Naar boven ↑

Rechtspraak

Uitspraakdatum

21-03-2016

ECLI

ECLI:NL:TAHVD:2016:52

Zaaknummer

150082

Inhoudsindicatie

Klacht dat advocaat willens en wetens valse stukken en een valse getuigenverklaring in het geding heeft gebracht, is ongegrond. De zware beschuldigingen zijn niet komen vast te staan.

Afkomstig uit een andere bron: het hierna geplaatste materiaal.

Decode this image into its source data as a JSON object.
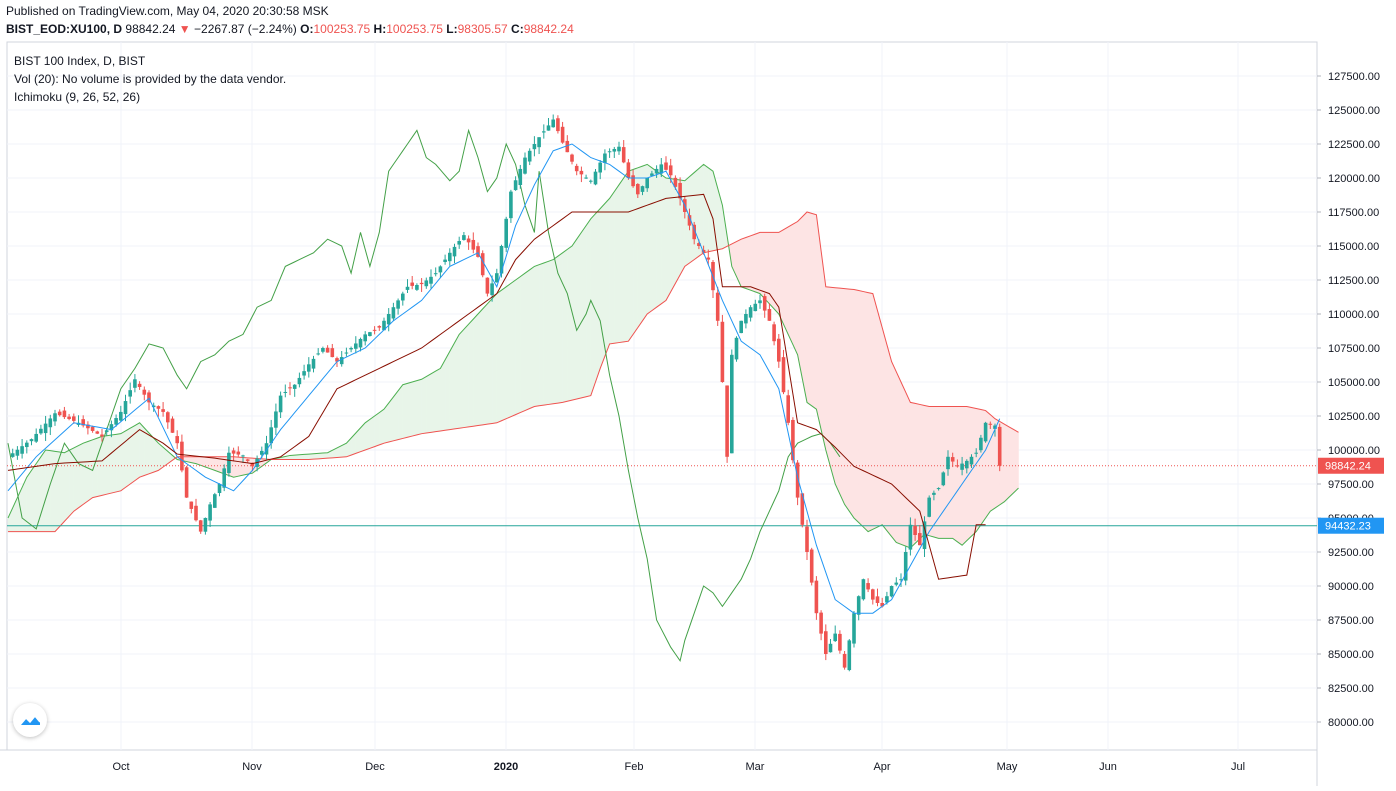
{
  "header": {
    "published": "Published on TradingView.com, May 04, 2020 20:30:58 MSK",
    "symbol": "BIST_EOD:XU100, D",
    "last": "98842.24",
    "arrow": "▼",
    "change": "−2267.87 (−2.24%)",
    "o_label": "O:",
    "o_value": "100253.75",
    "h_label": "H:",
    "h_value": "100253.75",
    "l_label": "L:",
    "l_value": "98305.57",
    "c_label": "C:",
    "c_value": "98842.24"
  },
  "legend": {
    "title": "BIST 100 Index, D, BIST",
    "volume": "Vol (20): No volume is provided by the data vendor.",
    "indicator": "Ichimoku (9, 26, 52, 26)"
  },
  "colors": {
    "up": "#26a69a",
    "down": "#ef5350",
    "tenkan": "#2196f3",
    "kijun": "#880e00",
    "chikou": "#43a047",
    "span_a": "#4caf50",
    "span_b": "#ef5350",
    "cloud_bull": "#e8f5e9",
    "cloud_bear": "#fde4e4",
    "last_label": "#ef5350",
    "level_label": "#2196f3"
  },
  "chart_data": {
    "type": "candlestick",
    "title": "BIST 100 Index, D, BIST",
    "ylim": [
      77500,
      130000
    ],
    "x_ticks": [
      "Oct",
      "Nov",
      "Dec",
      "2020",
      "Feb",
      "Mar",
      "Apr",
      "May",
      "Jun",
      "Jul"
    ],
    "y_ticks": [
      "127500.00",
      "125000.00",
      "122500.00",
      "120000.00",
      "117500.00",
      "115000.00",
      "112500.00",
      "110000.00",
      "107500.00",
      "105000.00",
      "102500.00",
      "100000.00",
      "97500.00",
      "95000.00",
      "92500.00",
      "90000.00",
      "87500.00",
      "85000.00",
      "82500.00",
      "80000.00"
    ],
    "last_price": 98842.24,
    "last_price_label": "98842.24",
    "level_line": 94432.23,
    "level_label": "94432.23",
    "price_keypoints": [
      [
        0,
        99500
      ],
      [
        5,
        100800
      ],
      [
        10,
        102700
      ],
      [
        15,
        102000
      ],
      [
        20,
        101000
      ],
      [
        24,
        102800
      ],
      [
        27,
        105200
      ],
      [
        30,
        103500
      ],
      [
        33,
        102800
      ],
      [
        36,
        100500
      ],
      [
        38,
        96500
      ],
      [
        41,
        94000
      ],
      [
        43,
        96000
      ],
      [
        45,
        97500
      ],
      [
        47,
        99800
      ],
      [
        50,
        99600
      ],
      [
        52,
        98800
      ],
      [
        55,
        100500
      ],
      [
        58,
        104000
      ],
      [
        61,
        104800
      ],
      [
        64,
        106300
      ],
      [
        67,
        107500
      ],
      [
        70,
        106500
      ],
      [
        73,
        107500
      ],
      [
        76,
        108500
      ],
      [
        79,
        109000
      ],
      [
        82,
        110500
      ],
      [
        85,
        112000
      ],
      [
        88,
        112200
      ],
      [
        91,
        113000
      ],
      [
        94,
        114500
      ],
      [
        97,
        115800
      ],
      [
        100,
        114200
      ],
      [
        102,
        111500
      ],
      [
        104,
        113000
      ],
      [
        107,
        119000
      ],
      [
        110,
        121500
      ],
      [
        113,
        123000
      ],
      [
        116,
        124300
      ],
      [
        118,
        122600
      ],
      [
        121,
        120500
      ],
      [
        124,
        119800
      ],
      [
        127,
        121800
      ],
      [
        130,
        122300
      ],
      [
        132,
        120000
      ],
      [
        134,
        118800
      ],
      [
        136,
        120000
      ],
      [
        139,
        121000
      ],
      [
        141,
        120200
      ],
      [
        143,
        118500
      ],
      [
        146,
        115500
      ],
      [
        149,
        114000
      ],
      [
        151,
        109500
      ],
      [
        152,
        105000
      ],
      [
        153,
        99500
      ],
      [
        154,
        107000
      ],
      [
        156,
        109500
      ],
      [
        158,
        110500
      ],
      [
        160,
        111000
      ],
      [
        162,
        109500
      ],
      [
        164,
        106500
      ],
      [
        166,
        102000
      ],
      [
        168,
        96500
      ],
      [
        170,
        92500
      ],
      [
        172,
        88000
      ],
      [
        174,
        85000
      ],
      [
        176,
        86500
      ],
      [
        178,
        84000
      ],
      [
        180,
        88000
      ],
      [
        182,
        90500
      ],
      [
        184,
        89000
      ],
      [
        186,
        88500
      ],
      [
        188,
        90000
      ],
      [
        190,
        90500
      ],
      [
        192,
        94500
      ],
      [
        194,
        93000
      ],
      [
        196,
        96500
      ],
      [
        198,
        97200
      ],
      [
        200,
        99500
      ],
      [
        202,
        98800
      ],
      [
        204,
        99200
      ],
      [
        206,
        99800
      ],
      [
        208,
        102000
      ],
      [
        210,
        101800
      ],
      [
        211,
        98840
      ]
    ],
    "tenkan_keypoints": [
      [
        0,
        97000
      ],
      [
        6,
        99500
      ],
      [
        14,
        102000
      ],
      [
        22,
        101500
      ],
      [
        30,
        103800
      ],
      [
        36,
        99500
      ],
      [
        42,
        98000
      ],
      [
        48,
        97000
      ],
      [
        52,
        98500
      ],
      [
        58,
        101500
      ],
      [
        64,
        104000
      ],
      [
        70,
        106500
      ],
      [
        76,
        107500
      ],
      [
        82,
        109500
      ],
      [
        88,
        111000
      ],
      [
        94,
        113500
      ],
      [
        100,
        114500
      ],
      [
        104,
        112000
      ],
      [
        108,
        116500
      ],
      [
        112,
        119500
      ],
      [
        116,
        122000
      ],
      [
        120,
        122500
      ],
      [
        124,
        121500
      ],
      [
        128,
        121000
      ],
      [
        132,
        120000
      ],
      [
        136,
        120000
      ],
      [
        140,
        120500
      ],
      [
        144,
        118000
      ],
      [
        148,
        114500
      ],
      [
        152,
        111000
      ],
      [
        156,
        108000
      ],
      [
        160,
        107000
      ],
      [
        164,
        104500
      ],
      [
        168,
        98000
      ],
      [
        172,
        93000
      ],
      [
        176,
        89000
      ],
      [
        180,
        88000
      ],
      [
        184,
        88000
      ],
      [
        188,
        89000
      ],
      [
        192,
        91500
      ],
      [
        196,
        94000
      ],
      [
        200,
        96000
      ],
      [
        204,
        98000
      ],
      [
        208,
        100000
      ],
      [
        211,
        102300
      ]
    ],
    "kijun_keypoints": [
      [
        0,
        98500
      ],
      [
        10,
        99000
      ],
      [
        20,
        99200
      ],
      [
        28,
        101500
      ],
      [
        33,
        100500
      ],
      [
        36,
        99700
      ],
      [
        44,
        99400
      ],
      [
        52,
        99000
      ],
      [
        58,
        99500
      ],
      [
        64,
        101000
      ],
      [
        70,
        104500
      ],
      [
        76,
        105500
      ],
      [
        82,
        106500
      ],
      [
        88,
        107500
      ],
      [
        94,
        109000
      ],
      [
        100,
        110500
      ],
      [
        104,
        111500
      ],
      [
        108,
        114000
      ],
      [
        112,
        115500
      ],
      [
        116,
        116500
      ],
      [
        120,
        117500
      ],
      [
        132,
        117500
      ],
      [
        140,
        118500
      ],
      [
        148,
        118800
      ],
      [
        150,
        117000
      ],
      [
        152,
        112000
      ],
      [
        158,
        112000
      ],
      [
        162,
        111500
      ],
      [
        164,
        110500
      ],
      [
        168,
        102000
      ],
      [
        172,
        101500
      ],
      [
        176,
        100200
      ],
      [
        180,
        98800
      ],
      [
        188,
        97500
      ],
      [
        194,
        95500
      ],
      [
        198,
        90500
      ],
      [
        204,
        90800
      ],
      [
        206,
        94500
      ],
      [
        208,
        94500
      ]
    ],
    "chikou_keypoints": [
      [
        0,
        100500
      ],
      [
        3,
        95000
      ],
      [
        6,
        94200
      ],
      [
        9,
        97500
      ],
      [
        12,
        100500
      ],
      [
        15,
        99000
      ],
      [
        18,
        98500
      ],
      [
        21,
        101500
      ],
      [
        24,
        104500
      ],
      [
        27,
        106000
      ],
      [
        30,
        107800
      ],
      [
        33,
        107500
      ],
      [
        36,
        105500
      ],
      [
        38,
        104500
      ],
      [
        41,
        106500
      ],
      [
        44,
        107000
      ],
      [
        47,
        108000
      ],
      [
        50,
        108500
      ],
      [
        53,
        110500
      ],
      [
        56,
        111000
      ],
      [
        59,
        113500
      ],
      [
        62,
        114000
      ],
      [
        65,
        114500
      ],
      [
        68,
        115500
      ],
      [
        71,
        115000
      ],
      [
        73,
        113000
      ],
      [
        75,
        116000
      ],
      [
        77,
        113500
      ],
      [
        79,
        116000
      ],
      [
        81,
        120500
      ],
      [
        84,
        122000
      ],
      [
        87,
        123500
      ],
      [
        89,
        121500
      ],
      [
        91,
        121000
      ],
      [
        94,
        119800
      ],
      [
        96,
        120500
      ],
      [
        98,
        123500
      ],
      [
        100,
        121500
      ],
      [
        102,
        119000
      ],
      [
        104,
        120000
      ],
      [
        106,
        122500
      ],
      [
        108,
        121000
      ],
      [
        110,
        118000
      ],
      [
        112,
        116000
      ],
      [
        113,
        120500
      ],
      [
        115,
        116000
      ],
      [
        117,
        113000
      ],
      [
        119,
        111500
      ],
      [
        121,
        108800
      ],
      [
        123,
        110000
      ],
      [
        124,
        111000
      ],
      [
        126,
        109500
      ],
      [
        128,
        105500
      ],
      [
        130,
        102500
      ],
      [
        132,
        98500
      ],
      [
        134,
        95000
      ],
      [
        136,
        92000
      ],
      [
        138,
        87500
      ],
      [
        141,
        85500
      ],
      [
        143,
        84500
      ],
      [
        144,
        86000
      ],
      [
        146,
        88000
      ],
      [
        148,
        90000
      ],
      [
        150,
        89500
      ],
      [
        152,
        88500
      ],
      [
        154,
        89500
      ],
      [
        156,
        90500
      ],
      [
        158,
        92000
      ],
      [
        160,
        94000
      ],
      [
        162,
        95500
      ],
      [
        164,
        97000
      ],
      [
        166,
        99500
      ],
      [
        168,
        100500
      ],
      [
        171,
        101000
      ],
      [
        173,
        101200
      ],
      [
        175,
        100500
      ],
      [
        177,
        99500
      ]
    ],
    "span_a_keypoints": [
      [
        0,
        95000
      ],
      [
        4,
        98000
      ],
      [
        8,
        100000
      ],
      [
        12,
        99800
      ],
      [
        16,
        100500
      ],
      [
        20,
        101000
      ],
      [
        24,
        101200
      ],
      [
        28,
        102000
      ],
      [
        32,
        100500
      ],
      [
        36,
        99300
      ],
      [
        40,
        99000
      ],
      [
        44,
        98500
      ],
      [
        48,
        98000
      ],
      [
        52,
        98300
      ],
      [
        56,
        99300
      ],
      [
        60,
        99600
      ],
      [
        64,
        99700
      ],
      [
        68,
        99800
      ],
      [
        72,
        100500
      ],
      [
        76,
        102000
      ],
      [
        80,
        103000
      ],
      [
        84,
        104800
      ],
      [
        88,
        105200
      ],
      [
        92,
        106000
      ],
      [
        96,
        108500
      ],
      [
        100,
        110000
      ],
      [
        104,
        111500
      ],
      [
        108,
        112500
      ],
      [
        112,
        113500
      ],
      [
        116,
        114000
      ],
      [
        120,
        115000
      ],
      [
        124,
        117000
      ],
      [
        128,
        118500
      ],
      [
        132,
        120500
      ],
      [
        136,
        121000
      ],
      [
        140,
        120000
      ],
      [
        144,
        119800
      ],
      [
        148,
        121000
      ],
      [
        150,
        120500
      ],
      [
        152,
        118000
      ],
      [
        154,
        113500
      ],
      [
        156,
        112000
      ],
      [
        160,
        111500
      ],
      [
        164,
        110000
      ],
      [
        168,
        107000
      ],
      [
        170,
        103500
      ],
      [
        172,
        103000
      ],
      [
        174,
        100000
      ],
      [
        176,
        97500
      ],
      [
        178,
        96000
      ],
      [
        180,
        95000
      ],
      [
        183,
        94000
      ],
      [
        186,
        94500
      ],
      [
        189,
        93200
      ],
      [
        192,
        92800
      ],
      [
        195,
        93800
      ],
      [
        198,
        93500
      ],
      [
        201,
        93500
      ],
      [
        203,
        93000
      ],
      [
        206,
        94000
      ],
      [
        209,
        95500
      ],
      [
        212,
        96200
      ],
      [
        215,
        97200
      ]
    ],
    "span_b_keypoints": [
      [
        0,
        94000
      ],
      [
        10,
        94000
      ],
      [
        14,
        95500
      ],
      [
        18,
        96500
      ],
      [
        24,
        97000
      ],
      [
        28,
        98000
      ],
      [
        32,
        98500
      ],
      [
        36,
        99500
      ],
      [
        48,
        99500
      ],
      [
        56,
        99300
      ],
      [
        64,
        99300
      ],
      [
        72,
        99500
      ],
      [
        80,
        100500
      ],
      [
        88,
        101200
      ],
      [
        96,
        101600
      ],
      [
        104,
        102000
      ],
      [
        112,
        103200
      ],
      [
        118,
        103500
      ],
      [
        124,
        104000
      ],
      [
        126,
        106000
      ],
      [
        128,
        107800
      ],
      [
        132,
        108000
      ],
      [
        136,
        110000
      ],
      [
        140,
        111000
      ],
      [
        144,
        113500
      ],
      [
        148,
        114500
      ],
      [
        152,
        114800
      ],
      [
        156,
        115500
      ],
      [
        160,
        116000
      ],
      [
        164,
        116000
      ],
      [
        168,
        116800
      ],
      [
        170,
        117500
      ],
      [
        172,
        117300
      ],
      [
        174,
        112000
      ],
      [
        180,
        111800
      ],
      [
        184,
        111500
      ],
      [
        188,
        106500
      ],
      [
        192,
        103500
      ],
      [
        196,
        103200
      ],
      [
        204,
        103200
      ],
      [
        208,
        102900
      ],
      [
        210,
        102300
      ],
      [
        214,
        101500
      ],
      [
        215,
        101300
      ]
    ],
    "legend_placement": "top-left",
    "grid": true
  }
}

Bekrachtiging uitspraak raad.

Uitspraak

Beslissing

van 21 maart 2016

in de zaak 150082

naar aanleiding van het hoger beroep van:

klager

tegen:

verweerder

1    HET GEDING IN EERSTE AANLEG

Het hof verwijst naar de beslissing van de Raad van Discipline in het ressort ‘s-Hertogenbosch (verder: de raad) van 14 september 2015, onder nummer OB6-2015, aan partijen toegezonden op 14 september 2015, waarbij de klachten van klager tegen verweerder ongegrond zijn verklaard.

De beslissing is gepubliceerd op tuchtrecht.nl als ECLI:NL:TADRSHE:2015:201.

2    HET GEDING IN HOGER BEROEP

2.1    De memorie waarbij klager van deze beslissing in hoger beroep is gekomen, is op 14 oktober 2015 per fax ter griffie van het hof ontvangen.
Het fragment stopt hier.